The ideal Belgian Sheepdog is completely black or black with a bit of white between the pads of the feet, on the tips of the hind toes, or a small patch or strip on the forechest. You may also see a bit of frost on the chin or muzzle. White on the tips of the front toes is considered a fault according to the breed standard, but of course it doesn’t affect the Belgian Sheepdog’s abilities as a companion or working dog.

Expect to spend 15 to 20 minutes per week brushing out that coat to remove dead hair and prevent mats or tangles. If you do this, you shouldn’t have a lot of loose hair flying around your house, especially if you supplement the weekly brushing with a quick daily brushing of a minute or two. Grooming tools that will come in handy include a medium-size pin brush for long hair, a wire slicker brush for use on puppies and on areas of the body with shorter hair, a grooming rake for removing shedding hair, and a mat comb for removing the occasional mat that forms behind the ears or in the areas where the legs join the body.

Like most double-coated dogs, Belgian Sheepdogs shed year-round with at least one heavy shed per year depending on the climate in which they live and how much coat they have. To get the shedding period over with more quickly, give a warm bath or two to help release the coat and brush more frequently. Some people save the fur and have it spun into yarn and made into sweaters or other items of clothing.
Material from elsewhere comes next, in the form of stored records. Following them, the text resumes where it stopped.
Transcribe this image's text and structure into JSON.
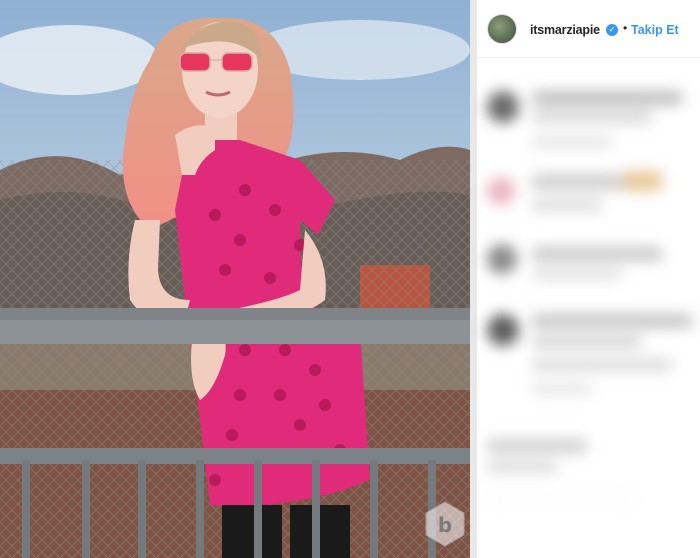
{
  "post": {
    "username": "itsmarziapie",
    "separator": "•",
    "follow_label": "Takip Et",
    "verified_icon": "verified-badge-icon"
  },
  "colors": {
    "accent": "#3897f0",
    "dress": "#e02b7a",
    "hair": "#f2a08a",
    "sky": "#a9c4dc"
  },
  "watermark": {
    "letter": "b"
  }
}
Other grooming needs include dental hygiene and nail care. Brush your Belgian Sheepdog’s teeth at least two or three times a week to remove tartar buildup and the bacteria that lurk inside it. Daily brushing is even better if you want to prevent gum disease and bad breath.

Trim nails regularly if your dog doesn’t wear them down naturally. If you can hear them clicking on the floor, they’re too long. Short, neatly trimmed nails keep the dog’s feet in good condition and keep your legs from getting scratched when your Belgian Sheepdog enthusiastically jumps up to greet you.
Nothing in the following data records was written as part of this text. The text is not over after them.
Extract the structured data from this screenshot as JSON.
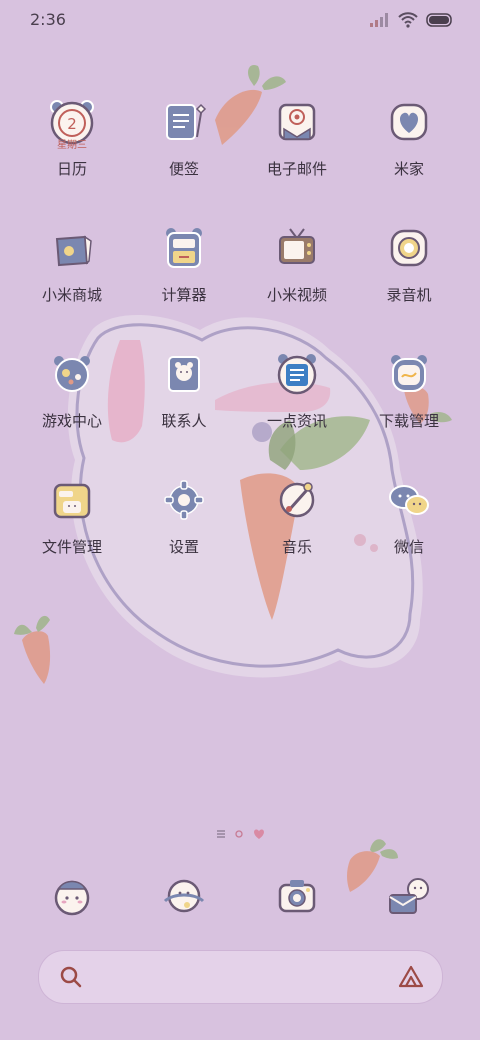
{
  "status_bar": {
    "time": "2:36",
    "icons": [
      "signal-icon",
      "wifi-icon",
      "battery-icon"
    ]
  },
  "calendar": {
    "day": "2",
    "weekday": "星期三"
  },
  "apps": [
    {
      "label": "日历",
      "icon": "calendar-icon"
    },
    {
      "label": "便签",
      "icon": "notes-icon"
    },
    {
      "label": "电子邮件",
      "icon": "email-icon"
    },
    {
      "label": "米家",
      "icon": "mijia-heart-icon"
    },
    {
      "label": "小米商城",
      "icon": "store-bag-icon"
    },
    {
      "label": "计算器",
      "icon": "calculator-icon"
    },
    {
      "label": "小米视频",
      "icon": "tv-icon"
    },
    {
      "label": "录音机",
      "icon": "recorder-icon"
    },
    {
      "label": "游戏中心",
      "icon": "gamepad-icon"
    },
    {
      "label": "联系人",
      "icon": "contacts-icon"
    },
    {
      "label": "一点资讯",
      "icon": "news-icon"
    },
    {
      "label": "下载管理",
      "icon": "download-icon"
    },
    {
      "label": "文件管理",
      "icon": "folder-icon"
    },
    {
      "label": "设置",
      "icon": "settings-gear-icon"
    },
    {
      "label": "音乐",
      "icon": "music-note-icon"
    },
    {
      "label": "微信",
      "icon": "wechat-icon"
    }
  ],
  "dock": [
    {
      "icon": "phone-bear-icon"
    },
    {
      "icon": "messages-planet-icon"
    },
    {
      "icon": "camera-icon"
    },
    {
      "icon": "gallery-envelope-icon"
    }
  ],
  "search": {
    "icon": "search-icon",
    "assistant_icon": "assistant-triangle-icon"
  },
  "colors": {
    "background": "#d8c2df",
    "icon_outline": "#6b5a75",
    "label": "#3b3240"
  }
}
Begin accustoming your Belgian Sheepdog to being brushed and examined when he’s a puppy. Handle his paws frequently — dogs are touchy about their feet — and look inside his mouth and ears. Make grooming a positive experience filled with praise and rewards, and you’ll lay the groundwork for easy veterinary exams and other handling when he’s an adult.

As you groom, check for sores, rashes, or signs of infection such as redness, tenderness, or inflammation on the skin, in the ears, nose, mouth, and eyes, and on the feet. Ears should smell good, without too much wax or gunk inside, and eyes should be clear, with no redness or discharge. Your careful weekly exam will help you spot potential health problems early.

• Children and other pets

Well-socialized Belgian Sheepdogs are good with children, especially if they are raised with them, but because of their herding heritage they may have a tendency to nip at their heels and try to herd them when playing. You must teach your Belgian Sheepdog that this behavior is unacceptable. An adult Belgian Sheepdog who is unfamiliar with children may do best in a home with children who are mature enough to interact with him properly.
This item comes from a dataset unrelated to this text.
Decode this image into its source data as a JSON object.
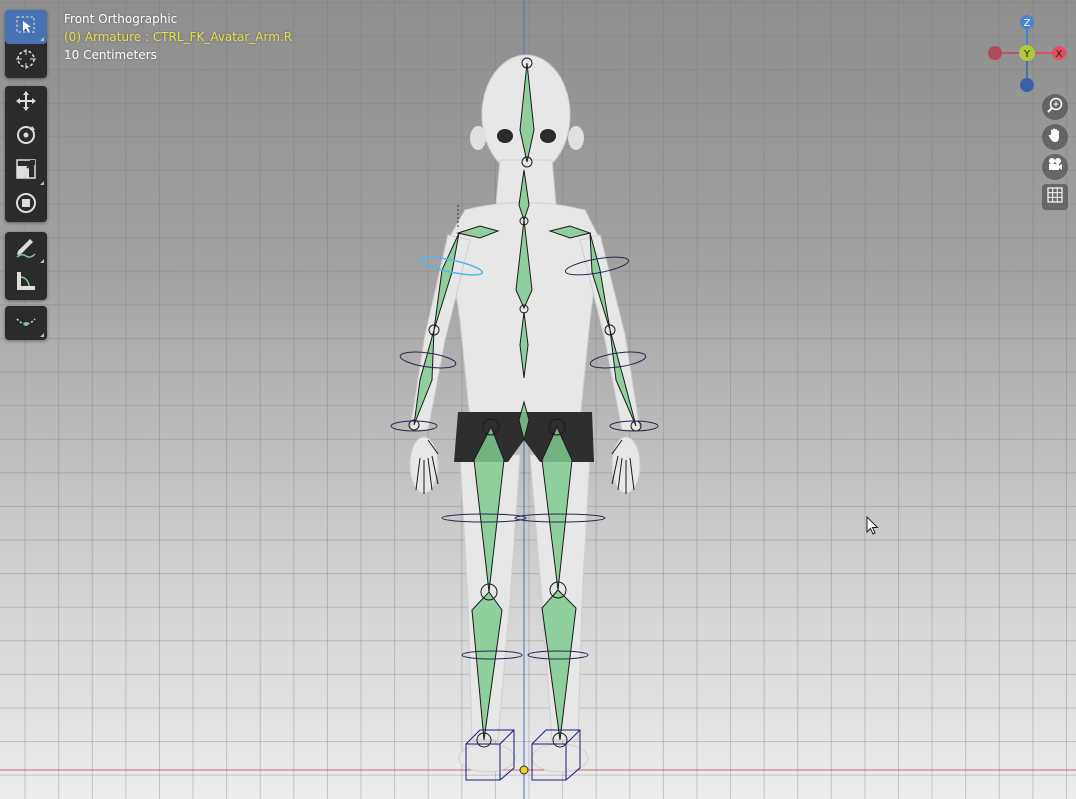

Always teach children how to approach and touch dogs, and always supervise any interactions between dogs and young children to prevent any biting or ear or tail pulling on the part of either party. Teach your child never to approach any dog while he’s sleeping or eating or to try to take the dog’s food away. No dog should ever be left unsupervised with a child.

Belgian Sheepdogs get along best with other dogs and cats when they’re brought up with them from puppyhood. Sometimes they become best friends with cats and other animals and will protect them as they would members of their flock, and sometimes they all come to an agreement of mutual indifference. Belgian Sheepdogs can be aggressive toward other animals who aren’t part of their family. If you want your Belgian Sheepdog to get along with other animals you must start early and reward them for appropriate behavior. If your Belgian Sheepdog hasn’t been socialized to other animals, it’s your responsibility to keep him under control in their presence.